This dessert recipe is super easy to make, and the outcome is very delicious. These Linzer cookies are soft, sweet, easy to make, and they look super cute. If you want to make dessert at home from scratch, and you don’t have much time on your hands or you are a beginner cook or home baker this is your recipe.
The base of the recipe is a kind of sweet shortcrust pastry. I made this pastry for my apple pie recipe, I had some leftover pastry, that I didn’t want to throw away. So I added some blueberry jam and voilá…soft, sweet Linzer cookies. I call them Linzer cookies because they remind me of them but the original linzer recipe is different, and linzer cookies are not this soft as my cookies. But sweet shortcrust pastry cookies filled with jam sound odd and too long. Maybe peekaboo jam cookies. 🙂
What is sweet shortcrust pastry and what is it used for?
Sweet shortcrust pastry, is a rich, slightly crumbly pastry with a higher ratio of fat to flour than some other pastry recipes. With added sugar, it’s slightly sweet. This pastry is rather easy to make and can be used in many different ways. You can use shortcrust pastry for pies, and tarts. You can fill them with fruits, jams, hazelnut spreading, lemon curd, and so on. In Hungary traditionally we make shortcrust pastry with lard but you can use butter or vegetable shortening instead.
It is important to mention that sweet shortcrust pastry can be very sticky when rolling, so flour the rolling surface well and the surface of the pastry too.
Peekaboo jam cookies Ingredients
- 300 g flour (2 1/2 cup)
- 150 g powdered sugar (1 cup+2tbsp.)
- 80 g lard or butter (1/3 cup) (cold & diced)
- 1 egg
- 1 packet of baking powder (11 g)
- 6 tbsp. milk
- pinch of salt
- your favorite kind of jam
- Add 300 g flour (2 1/2 cup) to a large bowl.
- Next add the powdered sugar (1 cup + 2 tbsp.), the baking powder, and a pinch of salt.
- Mix the dry ingredients well.
- Add the cold, diced lard (or butter or shortening), the egg, and 6-7 tbsp. milk to the dry ingredients.

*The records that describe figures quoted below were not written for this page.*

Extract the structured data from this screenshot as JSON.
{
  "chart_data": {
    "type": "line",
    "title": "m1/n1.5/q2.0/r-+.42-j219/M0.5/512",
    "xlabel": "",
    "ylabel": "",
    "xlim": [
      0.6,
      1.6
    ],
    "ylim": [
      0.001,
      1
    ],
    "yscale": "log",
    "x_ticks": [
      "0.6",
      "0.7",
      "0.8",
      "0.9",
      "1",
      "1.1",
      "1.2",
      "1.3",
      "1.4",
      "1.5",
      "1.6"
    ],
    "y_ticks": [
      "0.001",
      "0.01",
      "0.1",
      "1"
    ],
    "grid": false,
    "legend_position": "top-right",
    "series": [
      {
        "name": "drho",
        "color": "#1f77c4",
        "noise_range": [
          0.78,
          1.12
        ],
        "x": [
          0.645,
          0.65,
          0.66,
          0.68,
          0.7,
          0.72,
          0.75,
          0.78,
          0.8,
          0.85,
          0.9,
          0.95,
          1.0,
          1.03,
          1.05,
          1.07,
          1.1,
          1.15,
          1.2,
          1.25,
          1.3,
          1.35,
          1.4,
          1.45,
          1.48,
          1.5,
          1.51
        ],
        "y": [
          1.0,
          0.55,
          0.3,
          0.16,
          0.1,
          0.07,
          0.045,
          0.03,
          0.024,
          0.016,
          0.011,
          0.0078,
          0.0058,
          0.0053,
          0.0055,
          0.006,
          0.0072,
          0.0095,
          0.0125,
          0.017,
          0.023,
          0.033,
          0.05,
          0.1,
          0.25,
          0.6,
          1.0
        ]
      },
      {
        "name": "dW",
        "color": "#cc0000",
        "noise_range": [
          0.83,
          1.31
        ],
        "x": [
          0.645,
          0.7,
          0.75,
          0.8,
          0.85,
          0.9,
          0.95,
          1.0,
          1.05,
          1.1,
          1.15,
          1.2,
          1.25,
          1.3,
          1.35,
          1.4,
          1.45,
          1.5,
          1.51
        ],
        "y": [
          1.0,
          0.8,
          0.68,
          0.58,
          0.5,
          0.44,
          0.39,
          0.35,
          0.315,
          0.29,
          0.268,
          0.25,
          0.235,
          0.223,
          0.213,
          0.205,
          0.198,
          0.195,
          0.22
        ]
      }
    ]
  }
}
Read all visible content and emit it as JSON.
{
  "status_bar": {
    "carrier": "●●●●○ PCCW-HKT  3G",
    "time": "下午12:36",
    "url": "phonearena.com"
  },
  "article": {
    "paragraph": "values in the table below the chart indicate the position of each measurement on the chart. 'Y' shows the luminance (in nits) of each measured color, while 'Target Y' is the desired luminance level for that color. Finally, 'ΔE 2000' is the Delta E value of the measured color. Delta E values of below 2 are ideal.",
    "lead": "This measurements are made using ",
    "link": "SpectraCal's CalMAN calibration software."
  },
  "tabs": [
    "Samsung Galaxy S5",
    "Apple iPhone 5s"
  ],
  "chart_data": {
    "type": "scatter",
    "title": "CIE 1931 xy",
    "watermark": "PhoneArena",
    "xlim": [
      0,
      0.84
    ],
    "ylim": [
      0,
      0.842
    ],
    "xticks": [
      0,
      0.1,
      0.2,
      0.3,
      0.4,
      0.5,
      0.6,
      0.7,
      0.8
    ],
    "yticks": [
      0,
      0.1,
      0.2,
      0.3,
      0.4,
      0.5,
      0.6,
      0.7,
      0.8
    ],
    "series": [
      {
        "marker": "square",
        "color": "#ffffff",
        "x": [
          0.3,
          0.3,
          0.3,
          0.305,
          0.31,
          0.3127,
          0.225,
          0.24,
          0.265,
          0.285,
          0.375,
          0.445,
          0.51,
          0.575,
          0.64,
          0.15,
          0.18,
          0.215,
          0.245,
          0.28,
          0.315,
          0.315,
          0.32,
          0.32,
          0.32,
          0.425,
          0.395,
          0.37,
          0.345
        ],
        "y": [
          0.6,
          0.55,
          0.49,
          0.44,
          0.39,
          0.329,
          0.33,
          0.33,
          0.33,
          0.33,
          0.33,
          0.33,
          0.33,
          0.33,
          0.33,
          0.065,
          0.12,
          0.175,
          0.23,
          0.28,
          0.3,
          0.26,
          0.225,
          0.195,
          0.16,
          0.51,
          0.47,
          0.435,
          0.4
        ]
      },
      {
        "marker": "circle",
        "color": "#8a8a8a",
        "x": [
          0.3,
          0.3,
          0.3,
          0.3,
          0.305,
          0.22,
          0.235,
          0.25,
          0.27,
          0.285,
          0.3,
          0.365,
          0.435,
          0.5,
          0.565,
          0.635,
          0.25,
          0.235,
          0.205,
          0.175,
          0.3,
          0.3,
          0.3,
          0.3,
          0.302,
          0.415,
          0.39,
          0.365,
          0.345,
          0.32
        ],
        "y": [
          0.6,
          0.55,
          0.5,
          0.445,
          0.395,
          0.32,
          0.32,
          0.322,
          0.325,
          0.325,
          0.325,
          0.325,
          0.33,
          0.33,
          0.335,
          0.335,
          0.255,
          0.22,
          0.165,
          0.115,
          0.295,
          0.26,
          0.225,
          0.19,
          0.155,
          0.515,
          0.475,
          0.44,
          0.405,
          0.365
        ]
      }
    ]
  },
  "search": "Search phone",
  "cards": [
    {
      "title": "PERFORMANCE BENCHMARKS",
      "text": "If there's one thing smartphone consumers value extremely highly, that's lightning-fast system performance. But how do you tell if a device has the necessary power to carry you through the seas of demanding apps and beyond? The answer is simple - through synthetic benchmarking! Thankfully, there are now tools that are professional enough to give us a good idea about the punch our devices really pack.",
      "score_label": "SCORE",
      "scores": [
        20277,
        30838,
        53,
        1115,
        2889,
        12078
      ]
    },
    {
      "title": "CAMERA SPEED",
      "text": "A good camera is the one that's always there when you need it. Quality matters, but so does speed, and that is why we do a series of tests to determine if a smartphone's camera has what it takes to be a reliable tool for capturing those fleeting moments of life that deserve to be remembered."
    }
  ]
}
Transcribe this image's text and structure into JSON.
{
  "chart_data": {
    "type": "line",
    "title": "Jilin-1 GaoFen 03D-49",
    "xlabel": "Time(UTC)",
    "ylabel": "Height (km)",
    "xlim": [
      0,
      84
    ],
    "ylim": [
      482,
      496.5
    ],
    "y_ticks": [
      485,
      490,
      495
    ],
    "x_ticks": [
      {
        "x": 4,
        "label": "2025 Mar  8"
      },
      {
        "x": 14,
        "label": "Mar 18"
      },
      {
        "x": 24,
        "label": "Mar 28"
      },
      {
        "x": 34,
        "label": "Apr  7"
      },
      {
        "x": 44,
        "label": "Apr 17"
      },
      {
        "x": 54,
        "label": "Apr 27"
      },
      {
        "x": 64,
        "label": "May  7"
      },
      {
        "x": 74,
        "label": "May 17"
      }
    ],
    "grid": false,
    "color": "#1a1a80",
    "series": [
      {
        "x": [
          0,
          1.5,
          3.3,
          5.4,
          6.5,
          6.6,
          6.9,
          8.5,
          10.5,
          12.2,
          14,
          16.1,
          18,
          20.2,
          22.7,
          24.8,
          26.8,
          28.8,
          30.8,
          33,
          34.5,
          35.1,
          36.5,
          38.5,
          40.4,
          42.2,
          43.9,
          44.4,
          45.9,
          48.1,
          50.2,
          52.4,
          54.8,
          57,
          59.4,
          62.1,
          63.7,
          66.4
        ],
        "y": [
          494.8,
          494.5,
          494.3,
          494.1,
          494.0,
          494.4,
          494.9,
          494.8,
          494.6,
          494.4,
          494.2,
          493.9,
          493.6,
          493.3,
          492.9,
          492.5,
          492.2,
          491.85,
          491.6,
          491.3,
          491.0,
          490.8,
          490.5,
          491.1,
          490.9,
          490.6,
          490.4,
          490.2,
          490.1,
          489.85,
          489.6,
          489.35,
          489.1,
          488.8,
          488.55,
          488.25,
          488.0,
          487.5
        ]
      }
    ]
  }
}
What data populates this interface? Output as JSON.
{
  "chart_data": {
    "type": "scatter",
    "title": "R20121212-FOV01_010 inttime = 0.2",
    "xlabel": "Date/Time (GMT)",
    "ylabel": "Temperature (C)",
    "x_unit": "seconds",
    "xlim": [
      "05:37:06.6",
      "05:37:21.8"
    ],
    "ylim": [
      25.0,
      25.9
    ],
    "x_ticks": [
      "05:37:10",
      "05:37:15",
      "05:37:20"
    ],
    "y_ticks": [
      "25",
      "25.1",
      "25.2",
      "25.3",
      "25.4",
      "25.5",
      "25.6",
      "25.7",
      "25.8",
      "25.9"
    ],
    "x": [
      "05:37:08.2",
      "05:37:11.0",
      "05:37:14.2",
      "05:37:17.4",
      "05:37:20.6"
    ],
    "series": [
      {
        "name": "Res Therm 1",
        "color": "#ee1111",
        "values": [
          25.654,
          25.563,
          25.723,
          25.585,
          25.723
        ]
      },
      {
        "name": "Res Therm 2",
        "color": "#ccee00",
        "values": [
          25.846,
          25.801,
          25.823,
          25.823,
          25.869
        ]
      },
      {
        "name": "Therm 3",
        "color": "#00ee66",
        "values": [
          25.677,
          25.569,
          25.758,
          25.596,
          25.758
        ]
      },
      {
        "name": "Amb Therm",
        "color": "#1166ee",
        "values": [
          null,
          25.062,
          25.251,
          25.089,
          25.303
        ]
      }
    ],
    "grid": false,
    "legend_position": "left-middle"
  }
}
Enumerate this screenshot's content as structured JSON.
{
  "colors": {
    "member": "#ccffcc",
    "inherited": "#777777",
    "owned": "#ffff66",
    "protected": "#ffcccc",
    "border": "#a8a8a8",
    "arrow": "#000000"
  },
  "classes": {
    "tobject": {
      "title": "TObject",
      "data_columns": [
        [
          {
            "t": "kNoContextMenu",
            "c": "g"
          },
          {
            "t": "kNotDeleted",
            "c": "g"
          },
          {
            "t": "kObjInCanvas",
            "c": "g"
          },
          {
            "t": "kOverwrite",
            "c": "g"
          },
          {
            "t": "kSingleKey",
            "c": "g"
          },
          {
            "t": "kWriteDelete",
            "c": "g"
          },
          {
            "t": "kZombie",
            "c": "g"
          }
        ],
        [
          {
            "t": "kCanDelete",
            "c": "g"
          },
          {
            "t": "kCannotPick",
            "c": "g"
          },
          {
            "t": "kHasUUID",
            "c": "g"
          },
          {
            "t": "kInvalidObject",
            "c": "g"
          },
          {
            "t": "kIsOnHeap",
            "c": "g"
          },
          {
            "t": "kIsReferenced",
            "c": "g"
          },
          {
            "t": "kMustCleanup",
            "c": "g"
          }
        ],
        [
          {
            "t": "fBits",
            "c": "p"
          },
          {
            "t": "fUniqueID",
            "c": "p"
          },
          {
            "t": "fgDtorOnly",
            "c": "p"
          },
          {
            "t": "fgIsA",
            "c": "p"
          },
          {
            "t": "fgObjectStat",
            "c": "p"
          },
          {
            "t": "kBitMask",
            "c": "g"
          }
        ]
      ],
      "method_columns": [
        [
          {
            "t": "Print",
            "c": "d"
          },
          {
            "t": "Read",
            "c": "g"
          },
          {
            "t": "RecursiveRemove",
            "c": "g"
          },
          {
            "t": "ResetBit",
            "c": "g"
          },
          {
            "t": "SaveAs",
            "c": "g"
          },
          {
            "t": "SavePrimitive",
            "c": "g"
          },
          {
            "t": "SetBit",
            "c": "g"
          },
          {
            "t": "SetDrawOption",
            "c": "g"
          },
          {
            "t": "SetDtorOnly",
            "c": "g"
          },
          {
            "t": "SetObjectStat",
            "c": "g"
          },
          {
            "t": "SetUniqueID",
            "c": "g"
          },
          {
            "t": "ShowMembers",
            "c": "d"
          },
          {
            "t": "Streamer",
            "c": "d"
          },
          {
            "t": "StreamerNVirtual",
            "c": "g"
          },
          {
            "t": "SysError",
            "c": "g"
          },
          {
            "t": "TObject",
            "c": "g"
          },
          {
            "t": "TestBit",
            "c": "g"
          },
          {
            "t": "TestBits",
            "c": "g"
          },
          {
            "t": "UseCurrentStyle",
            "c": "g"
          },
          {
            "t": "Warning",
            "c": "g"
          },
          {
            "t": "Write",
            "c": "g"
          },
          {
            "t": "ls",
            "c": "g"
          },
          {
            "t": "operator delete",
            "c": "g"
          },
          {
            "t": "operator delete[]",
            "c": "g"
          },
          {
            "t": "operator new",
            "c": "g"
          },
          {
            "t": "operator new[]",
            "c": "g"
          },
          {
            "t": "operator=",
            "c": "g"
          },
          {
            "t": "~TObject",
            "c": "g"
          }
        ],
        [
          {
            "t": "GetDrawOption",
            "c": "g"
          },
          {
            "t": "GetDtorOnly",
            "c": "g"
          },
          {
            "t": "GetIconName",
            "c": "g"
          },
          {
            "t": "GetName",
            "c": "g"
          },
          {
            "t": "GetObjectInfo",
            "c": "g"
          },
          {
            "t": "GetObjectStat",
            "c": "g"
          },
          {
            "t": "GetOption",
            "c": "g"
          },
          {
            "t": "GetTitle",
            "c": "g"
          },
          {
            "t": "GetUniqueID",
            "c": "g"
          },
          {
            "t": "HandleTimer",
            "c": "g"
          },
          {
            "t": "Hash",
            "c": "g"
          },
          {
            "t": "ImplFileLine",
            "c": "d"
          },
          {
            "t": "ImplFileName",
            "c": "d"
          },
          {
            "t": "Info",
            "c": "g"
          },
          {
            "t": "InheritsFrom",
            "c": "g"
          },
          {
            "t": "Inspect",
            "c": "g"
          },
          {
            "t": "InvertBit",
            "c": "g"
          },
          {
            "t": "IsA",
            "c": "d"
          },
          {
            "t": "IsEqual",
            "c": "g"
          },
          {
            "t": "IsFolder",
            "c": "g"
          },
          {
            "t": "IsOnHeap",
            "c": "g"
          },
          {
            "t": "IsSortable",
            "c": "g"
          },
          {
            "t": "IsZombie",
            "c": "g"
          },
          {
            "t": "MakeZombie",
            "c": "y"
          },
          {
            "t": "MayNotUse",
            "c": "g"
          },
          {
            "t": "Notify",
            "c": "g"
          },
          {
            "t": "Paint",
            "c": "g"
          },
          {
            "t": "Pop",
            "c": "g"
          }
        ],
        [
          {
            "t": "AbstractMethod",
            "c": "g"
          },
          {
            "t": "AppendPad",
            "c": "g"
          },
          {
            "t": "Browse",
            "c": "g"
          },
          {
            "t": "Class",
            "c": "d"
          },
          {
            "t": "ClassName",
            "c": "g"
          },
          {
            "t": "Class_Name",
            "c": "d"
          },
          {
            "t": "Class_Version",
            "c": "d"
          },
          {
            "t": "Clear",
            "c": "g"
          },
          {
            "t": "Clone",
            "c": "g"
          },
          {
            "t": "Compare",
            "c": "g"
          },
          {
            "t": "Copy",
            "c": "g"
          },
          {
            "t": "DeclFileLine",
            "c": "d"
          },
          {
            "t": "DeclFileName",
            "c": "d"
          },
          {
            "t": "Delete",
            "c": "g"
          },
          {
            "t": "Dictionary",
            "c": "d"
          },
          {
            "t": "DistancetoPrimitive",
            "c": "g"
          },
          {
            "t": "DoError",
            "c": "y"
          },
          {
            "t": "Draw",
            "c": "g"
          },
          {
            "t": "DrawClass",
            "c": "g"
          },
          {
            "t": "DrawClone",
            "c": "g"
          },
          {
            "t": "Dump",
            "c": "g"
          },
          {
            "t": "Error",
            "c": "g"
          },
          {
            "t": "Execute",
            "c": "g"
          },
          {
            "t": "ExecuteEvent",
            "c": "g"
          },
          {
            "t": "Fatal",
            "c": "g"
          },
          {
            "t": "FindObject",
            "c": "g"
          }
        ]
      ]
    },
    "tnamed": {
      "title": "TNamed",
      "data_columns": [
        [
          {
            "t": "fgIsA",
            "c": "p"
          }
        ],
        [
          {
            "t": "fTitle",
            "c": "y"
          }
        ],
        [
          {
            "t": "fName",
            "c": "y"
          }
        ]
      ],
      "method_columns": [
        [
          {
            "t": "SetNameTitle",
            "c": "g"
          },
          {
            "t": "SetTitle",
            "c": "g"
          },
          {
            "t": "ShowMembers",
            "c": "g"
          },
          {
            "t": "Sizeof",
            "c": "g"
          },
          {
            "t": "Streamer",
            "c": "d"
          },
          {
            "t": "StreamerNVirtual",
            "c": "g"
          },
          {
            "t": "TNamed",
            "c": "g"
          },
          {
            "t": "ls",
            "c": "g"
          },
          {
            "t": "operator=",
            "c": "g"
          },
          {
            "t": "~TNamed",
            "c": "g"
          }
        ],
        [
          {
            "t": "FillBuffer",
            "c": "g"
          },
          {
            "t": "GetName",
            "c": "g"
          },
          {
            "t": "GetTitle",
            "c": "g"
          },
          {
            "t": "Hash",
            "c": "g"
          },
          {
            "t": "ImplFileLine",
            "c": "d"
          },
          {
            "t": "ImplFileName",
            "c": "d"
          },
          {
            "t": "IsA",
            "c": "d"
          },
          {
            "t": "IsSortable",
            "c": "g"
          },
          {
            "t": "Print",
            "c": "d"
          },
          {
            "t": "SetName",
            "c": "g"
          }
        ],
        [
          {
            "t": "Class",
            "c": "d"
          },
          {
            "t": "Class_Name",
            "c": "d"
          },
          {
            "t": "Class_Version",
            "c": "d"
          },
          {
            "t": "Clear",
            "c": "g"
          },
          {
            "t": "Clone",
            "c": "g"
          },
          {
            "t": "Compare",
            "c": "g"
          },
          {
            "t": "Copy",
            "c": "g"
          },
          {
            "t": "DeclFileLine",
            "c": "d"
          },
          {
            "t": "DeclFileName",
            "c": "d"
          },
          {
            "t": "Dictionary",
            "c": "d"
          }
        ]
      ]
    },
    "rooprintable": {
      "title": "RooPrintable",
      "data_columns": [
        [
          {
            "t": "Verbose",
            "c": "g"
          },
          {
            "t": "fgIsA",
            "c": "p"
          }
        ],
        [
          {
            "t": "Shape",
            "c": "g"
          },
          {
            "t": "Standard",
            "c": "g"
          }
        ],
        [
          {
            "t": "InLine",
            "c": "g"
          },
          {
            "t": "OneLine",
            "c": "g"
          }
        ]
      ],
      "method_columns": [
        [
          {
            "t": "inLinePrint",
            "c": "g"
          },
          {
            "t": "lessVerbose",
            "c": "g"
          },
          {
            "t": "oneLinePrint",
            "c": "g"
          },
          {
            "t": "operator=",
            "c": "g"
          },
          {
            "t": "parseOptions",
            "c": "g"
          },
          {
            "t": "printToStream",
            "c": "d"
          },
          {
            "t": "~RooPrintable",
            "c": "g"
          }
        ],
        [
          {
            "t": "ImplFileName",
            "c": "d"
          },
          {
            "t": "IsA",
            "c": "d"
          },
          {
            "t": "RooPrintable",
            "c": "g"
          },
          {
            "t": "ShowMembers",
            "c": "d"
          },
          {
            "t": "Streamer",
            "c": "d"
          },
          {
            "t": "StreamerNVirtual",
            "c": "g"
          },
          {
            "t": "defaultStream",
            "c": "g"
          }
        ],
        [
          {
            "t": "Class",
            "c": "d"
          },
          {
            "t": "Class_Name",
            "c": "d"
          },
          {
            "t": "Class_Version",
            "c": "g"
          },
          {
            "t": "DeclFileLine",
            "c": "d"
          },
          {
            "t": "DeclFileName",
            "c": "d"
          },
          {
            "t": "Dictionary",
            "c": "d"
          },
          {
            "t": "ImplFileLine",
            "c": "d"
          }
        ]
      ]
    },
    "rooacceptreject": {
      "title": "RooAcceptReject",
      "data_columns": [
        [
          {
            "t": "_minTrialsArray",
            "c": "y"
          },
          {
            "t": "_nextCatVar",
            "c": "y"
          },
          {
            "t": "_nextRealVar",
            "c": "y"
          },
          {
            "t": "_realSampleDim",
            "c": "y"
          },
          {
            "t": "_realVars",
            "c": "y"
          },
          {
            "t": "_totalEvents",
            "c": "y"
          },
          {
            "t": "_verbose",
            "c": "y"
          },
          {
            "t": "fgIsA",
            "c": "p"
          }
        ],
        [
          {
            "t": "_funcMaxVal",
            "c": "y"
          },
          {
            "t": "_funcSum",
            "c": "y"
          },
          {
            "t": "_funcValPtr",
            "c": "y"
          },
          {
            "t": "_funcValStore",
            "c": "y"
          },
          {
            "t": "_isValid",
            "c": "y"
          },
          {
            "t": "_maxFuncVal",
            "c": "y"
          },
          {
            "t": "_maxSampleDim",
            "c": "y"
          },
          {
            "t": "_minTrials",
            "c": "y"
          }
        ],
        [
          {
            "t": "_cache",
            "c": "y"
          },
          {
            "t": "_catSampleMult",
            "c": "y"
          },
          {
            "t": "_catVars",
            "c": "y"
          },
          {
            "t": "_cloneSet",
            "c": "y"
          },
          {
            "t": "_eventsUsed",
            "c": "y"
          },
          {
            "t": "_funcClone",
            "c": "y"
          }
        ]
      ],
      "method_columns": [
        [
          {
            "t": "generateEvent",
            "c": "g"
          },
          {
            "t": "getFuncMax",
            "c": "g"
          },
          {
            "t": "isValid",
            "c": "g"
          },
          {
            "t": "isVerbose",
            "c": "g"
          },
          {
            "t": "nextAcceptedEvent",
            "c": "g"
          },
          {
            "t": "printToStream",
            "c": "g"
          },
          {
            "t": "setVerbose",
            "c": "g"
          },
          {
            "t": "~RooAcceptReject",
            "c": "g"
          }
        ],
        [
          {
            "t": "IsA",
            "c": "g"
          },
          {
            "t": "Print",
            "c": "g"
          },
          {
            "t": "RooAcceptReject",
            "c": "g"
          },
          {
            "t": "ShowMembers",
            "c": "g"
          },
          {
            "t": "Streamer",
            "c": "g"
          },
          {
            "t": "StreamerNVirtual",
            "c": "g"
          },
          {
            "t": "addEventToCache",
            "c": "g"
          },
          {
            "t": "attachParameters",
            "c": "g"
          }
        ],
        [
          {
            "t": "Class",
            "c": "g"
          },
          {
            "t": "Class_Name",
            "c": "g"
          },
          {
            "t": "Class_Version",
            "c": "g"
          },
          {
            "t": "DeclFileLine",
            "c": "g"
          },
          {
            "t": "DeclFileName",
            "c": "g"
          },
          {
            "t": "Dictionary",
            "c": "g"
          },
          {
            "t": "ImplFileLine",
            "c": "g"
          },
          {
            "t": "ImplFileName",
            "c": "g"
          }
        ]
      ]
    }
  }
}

- Rub the butter into the dry mixture with fingertips until it comes together into small crumbles. Alternatively, you can use two forks or a pastry cutter to cut the butter into the mixture.
- Stir until the dough binds together. Add more cold milk a teaspoon at a time if the mixture is too dry. Form the dough into a ball and divide the dough into two. Wrap them in plastic wrap and let them chill for a minimum of 15 minutes and up to 30 minutes.
- Remove the dough from the refrigerator, and let it soften for 5 to 10 minutes until it feels soft enough to roll. It should still feel cold, but shouldn’t feel rock-hard. On a well-floured surface, roll one disc of dough out about 0,6 mm (1/4″) -thick. Using a cookie cutter, cut out cookies. Transfer the cookies to a parchment-lined baking sheet. Gather the scrap dough, roll, and repeat. If at any time during this process the dough becomes sticky and hard to work with, simply refrigerate it for about 20 minutes, until firm.
- Use your smallest cookie cutter or the end of a round piping tip, or I used the small bottle cap of an oil container to make a peekaboo cutout in the center of each.
- Spoon 1/2 teaspoon of jam or lemon curd into the center of the cookies without peekaboo holes, spreading it slightly. Top with the ones with holes.
- Bake at 180°C (360°F) for 10-12 minutes.
- Let them cool for 5 minutes on the pan, then transfer to a rack to cool completely. When completely cooled dust them with powdered sugar if you wish. This is optional.
- Store filled cookies, well wrapped, at room temperature (when filled with jam) or in the refrigerator (if filled with curd) for several days; freeze for longer storage.
Let me know if you try this recipe…Use #cutecuisine on Instagram. I would love to see your creations. Follow me or tag me on Instagram at @cute_cuisineee
You can change the order of baking the cookies. You can bake the cookies first without filling them with jam, and after you baked the cookies, and are cooled you can fill them. Worked both ways for me.
Sweet shortcrust pastry storage
The pastry keeps fresh for up to 5 days in the fridge in an air-tight container.
If you have a leftover dough you can keep it in the fridge for about 1-2 days.
Freeze the dough: Wrap the disc tightly in plastic wrap. Wrap in foil or place in a snap-lock bag. Freeze for up to 3 months.
To thaw: Thaw pastry in the fridge overnight. Stand at room temperature for 10 minutes before rolling.